Nice to see that he prevailed. It ain’t easy — and I wonder what he’ll come up with, next. He certainly doesn’t sound like the kind of person who would take the money and go live on a desert island.



  1. Ima Fish says:

    I’m not saying that $300 million isn’t a lot of money, but it sounds like chump change coming from Intel.

    Intel supposedly has quarterly revenues of $9.96 billion! Nearly $40 billion a year is pretty good money in my book.

    http://portland.bizjournals.com/portland/stories/2005/10/17/daily27.html

  2. Ed Campbell says:

    So, Fish — are you saying you would turn down $300 million? Yes, that’s a rhetorical question.

  3. Karovd C. Nhoj says:

    He should have gotten royalties from Intel’s technology based on his patents as well as technology based on that technology etc….

  4. Zuke says:

    Ugh, don’t tell me Intel ripped off tech too. After I just posted a nice comment about them in yesterday’s article’s as being one of the few leading companies out there kicking butt based on quality/innovation.

    I’m surprised they didn’t just wear this guy down with their deep pockets until he went bankrupt or died. Kinda like what Microsoft did to Gary Kildall & CP/M, stealing DOS, and eventually growing into the largest company in the world.

    http://museum.sysun.com/museum/cpmhist.html

    That writeup has a great last line…

  5. Ima Fish says:

    Hey, it’s a lot of money; all I’m saying is that it was what lawyers called a token payment to get rid of the litigation. It may be a lot for us, but it’s absolutely nothing for Intel.

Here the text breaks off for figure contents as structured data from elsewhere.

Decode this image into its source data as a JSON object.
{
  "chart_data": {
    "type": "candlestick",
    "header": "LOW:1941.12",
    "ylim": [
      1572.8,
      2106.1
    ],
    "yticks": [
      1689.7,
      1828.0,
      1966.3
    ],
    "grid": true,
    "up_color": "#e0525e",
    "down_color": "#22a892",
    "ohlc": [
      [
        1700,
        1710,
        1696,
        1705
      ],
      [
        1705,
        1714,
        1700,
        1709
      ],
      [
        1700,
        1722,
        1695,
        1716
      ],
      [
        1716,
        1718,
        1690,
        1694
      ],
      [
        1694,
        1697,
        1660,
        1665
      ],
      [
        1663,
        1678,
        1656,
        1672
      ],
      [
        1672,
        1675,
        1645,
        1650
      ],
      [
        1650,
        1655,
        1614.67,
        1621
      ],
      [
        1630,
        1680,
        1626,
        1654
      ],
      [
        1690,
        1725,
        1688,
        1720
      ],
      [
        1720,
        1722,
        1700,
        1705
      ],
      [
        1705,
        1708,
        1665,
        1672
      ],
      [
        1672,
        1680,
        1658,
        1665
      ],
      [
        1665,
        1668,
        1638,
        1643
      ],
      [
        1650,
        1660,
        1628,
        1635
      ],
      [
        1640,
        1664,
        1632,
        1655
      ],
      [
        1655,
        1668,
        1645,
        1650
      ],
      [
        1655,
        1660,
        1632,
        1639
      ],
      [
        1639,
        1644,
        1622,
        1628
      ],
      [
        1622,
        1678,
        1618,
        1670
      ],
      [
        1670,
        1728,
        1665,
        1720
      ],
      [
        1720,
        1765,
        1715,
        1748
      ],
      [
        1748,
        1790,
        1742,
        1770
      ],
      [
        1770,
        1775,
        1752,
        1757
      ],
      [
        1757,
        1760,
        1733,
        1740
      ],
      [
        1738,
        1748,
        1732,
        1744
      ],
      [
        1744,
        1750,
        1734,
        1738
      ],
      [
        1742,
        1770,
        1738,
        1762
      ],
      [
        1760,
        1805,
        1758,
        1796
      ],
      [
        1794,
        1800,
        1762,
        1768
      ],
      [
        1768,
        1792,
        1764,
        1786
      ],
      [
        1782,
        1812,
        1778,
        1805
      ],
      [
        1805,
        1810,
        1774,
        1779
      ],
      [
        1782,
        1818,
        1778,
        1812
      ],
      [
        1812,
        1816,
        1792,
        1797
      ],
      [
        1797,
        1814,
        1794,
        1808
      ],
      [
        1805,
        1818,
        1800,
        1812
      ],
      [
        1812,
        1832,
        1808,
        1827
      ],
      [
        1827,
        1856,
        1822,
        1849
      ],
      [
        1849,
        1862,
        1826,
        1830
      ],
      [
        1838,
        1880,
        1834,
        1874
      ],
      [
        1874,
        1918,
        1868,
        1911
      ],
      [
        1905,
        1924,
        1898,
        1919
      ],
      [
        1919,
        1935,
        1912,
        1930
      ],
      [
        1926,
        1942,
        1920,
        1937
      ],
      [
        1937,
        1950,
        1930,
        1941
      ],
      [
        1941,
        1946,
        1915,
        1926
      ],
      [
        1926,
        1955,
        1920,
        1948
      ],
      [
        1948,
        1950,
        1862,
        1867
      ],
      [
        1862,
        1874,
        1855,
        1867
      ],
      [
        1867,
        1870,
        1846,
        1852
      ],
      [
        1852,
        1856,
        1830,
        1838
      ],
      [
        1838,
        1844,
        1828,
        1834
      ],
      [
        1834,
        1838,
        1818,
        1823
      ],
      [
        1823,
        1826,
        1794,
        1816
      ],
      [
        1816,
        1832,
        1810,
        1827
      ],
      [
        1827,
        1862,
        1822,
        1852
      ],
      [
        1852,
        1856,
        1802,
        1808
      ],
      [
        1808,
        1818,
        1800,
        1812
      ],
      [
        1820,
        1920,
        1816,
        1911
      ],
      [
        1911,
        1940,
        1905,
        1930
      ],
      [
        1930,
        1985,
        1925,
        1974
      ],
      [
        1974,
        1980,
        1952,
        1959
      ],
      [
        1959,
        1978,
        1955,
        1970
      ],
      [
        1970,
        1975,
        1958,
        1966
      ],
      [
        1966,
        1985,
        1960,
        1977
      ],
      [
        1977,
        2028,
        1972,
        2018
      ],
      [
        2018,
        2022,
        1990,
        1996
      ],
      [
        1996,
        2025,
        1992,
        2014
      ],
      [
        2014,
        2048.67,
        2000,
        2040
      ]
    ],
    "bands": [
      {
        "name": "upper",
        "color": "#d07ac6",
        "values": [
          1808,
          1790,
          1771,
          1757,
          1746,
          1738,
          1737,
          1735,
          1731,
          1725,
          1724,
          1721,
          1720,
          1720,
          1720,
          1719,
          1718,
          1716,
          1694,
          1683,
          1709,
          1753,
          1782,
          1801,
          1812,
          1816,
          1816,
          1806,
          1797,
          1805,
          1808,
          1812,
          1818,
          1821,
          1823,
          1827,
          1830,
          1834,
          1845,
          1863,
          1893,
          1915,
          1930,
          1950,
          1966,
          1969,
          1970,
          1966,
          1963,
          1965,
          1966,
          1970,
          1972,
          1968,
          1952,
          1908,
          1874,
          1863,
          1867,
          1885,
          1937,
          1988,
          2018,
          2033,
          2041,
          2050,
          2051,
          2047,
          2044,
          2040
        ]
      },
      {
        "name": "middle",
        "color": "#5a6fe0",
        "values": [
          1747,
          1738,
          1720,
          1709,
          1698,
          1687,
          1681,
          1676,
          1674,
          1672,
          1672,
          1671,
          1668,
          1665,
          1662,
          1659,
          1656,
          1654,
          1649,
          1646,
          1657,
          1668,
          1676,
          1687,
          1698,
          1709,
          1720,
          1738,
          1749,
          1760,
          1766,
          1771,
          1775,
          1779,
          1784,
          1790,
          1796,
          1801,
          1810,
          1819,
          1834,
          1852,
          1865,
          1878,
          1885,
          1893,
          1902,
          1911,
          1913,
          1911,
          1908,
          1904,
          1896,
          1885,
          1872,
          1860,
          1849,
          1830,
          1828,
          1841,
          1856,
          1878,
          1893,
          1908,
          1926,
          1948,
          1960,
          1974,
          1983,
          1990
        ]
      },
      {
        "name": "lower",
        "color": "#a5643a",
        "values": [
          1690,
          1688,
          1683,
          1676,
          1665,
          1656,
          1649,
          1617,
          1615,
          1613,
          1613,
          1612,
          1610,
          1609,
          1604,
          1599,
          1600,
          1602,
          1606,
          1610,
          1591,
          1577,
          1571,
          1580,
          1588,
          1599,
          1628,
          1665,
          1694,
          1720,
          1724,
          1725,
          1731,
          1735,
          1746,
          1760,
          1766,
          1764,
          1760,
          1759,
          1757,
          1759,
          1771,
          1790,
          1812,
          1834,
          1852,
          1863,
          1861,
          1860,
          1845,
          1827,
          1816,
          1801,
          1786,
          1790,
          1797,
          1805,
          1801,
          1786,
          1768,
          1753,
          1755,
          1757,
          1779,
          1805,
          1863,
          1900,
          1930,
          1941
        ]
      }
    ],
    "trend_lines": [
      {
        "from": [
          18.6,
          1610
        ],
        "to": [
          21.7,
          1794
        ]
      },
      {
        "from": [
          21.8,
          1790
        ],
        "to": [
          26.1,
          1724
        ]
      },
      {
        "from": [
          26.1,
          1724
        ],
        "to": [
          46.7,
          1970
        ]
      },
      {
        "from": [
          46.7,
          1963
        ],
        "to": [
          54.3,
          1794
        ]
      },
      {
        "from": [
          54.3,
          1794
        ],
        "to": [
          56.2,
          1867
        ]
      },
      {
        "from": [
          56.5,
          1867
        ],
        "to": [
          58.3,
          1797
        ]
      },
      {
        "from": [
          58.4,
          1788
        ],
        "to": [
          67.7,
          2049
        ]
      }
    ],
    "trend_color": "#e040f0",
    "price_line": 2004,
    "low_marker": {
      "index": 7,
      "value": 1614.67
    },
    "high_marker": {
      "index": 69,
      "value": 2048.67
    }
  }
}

    Let’s put it in perspective. That 300 million dollar settlement is only .75% of one year of Intel’s revenue. Let’s say you make $100,000 a year. That’d be like you settling a case against you for $750. Does that put it in perspective?!

  6. Jim Dermitt says:

    More low-cost manufacturing. Bottoms up!!
    ———————————————————————————-
    An appeal for literally thousands of empty beverage cans — for a construction research effort — has been made by Hank Hinterberger, NAL Technical Services, and Robert Sheldon, Main Ring.

    “The use of garbage to some beneficial end is being given nation-wide consideration,” said Hinterberger. “We, at NAL, have concluded that there is a possibility that pollution from cans strewn throughout the countryside might be profitably exploited in the architectural development of a portion of the Laboratory.”
    Source: The Village Crier Vol. 3 No. 1, January 7, 1971

    So remember: when you’re taking the pause that refreshes, sipping the un-cola, or making Milwaukee more famous… you may be contributing to a challenging endeavor at NAL. Bottoms up!!
    http://history.fnal.gov/dome.html

  7. mike cannali says:

    How about all the key technology that is assigned to major corporations by their employee inventors. The inventor gets a harty handclasp and a $25 savings bond. Meanwhile, the corporation makes billions off of the direct application of the idea, licenses to others, and cross licenses that enable corporations to execute on ideas that their employees didn’t invent.

    Excuse me – this is true for the US, but in Europe, where by law the employee – inventors get residuals based on their creative efforts – just like motion picture and music artists.

    If it is OK for the RIAA and MPAA to perpetually extract pounds of flesh for the use of the creative efforts of their members and exmembers, —- why is it alos OK for employee – inventors to be cut off with nothing. Who benefits society more?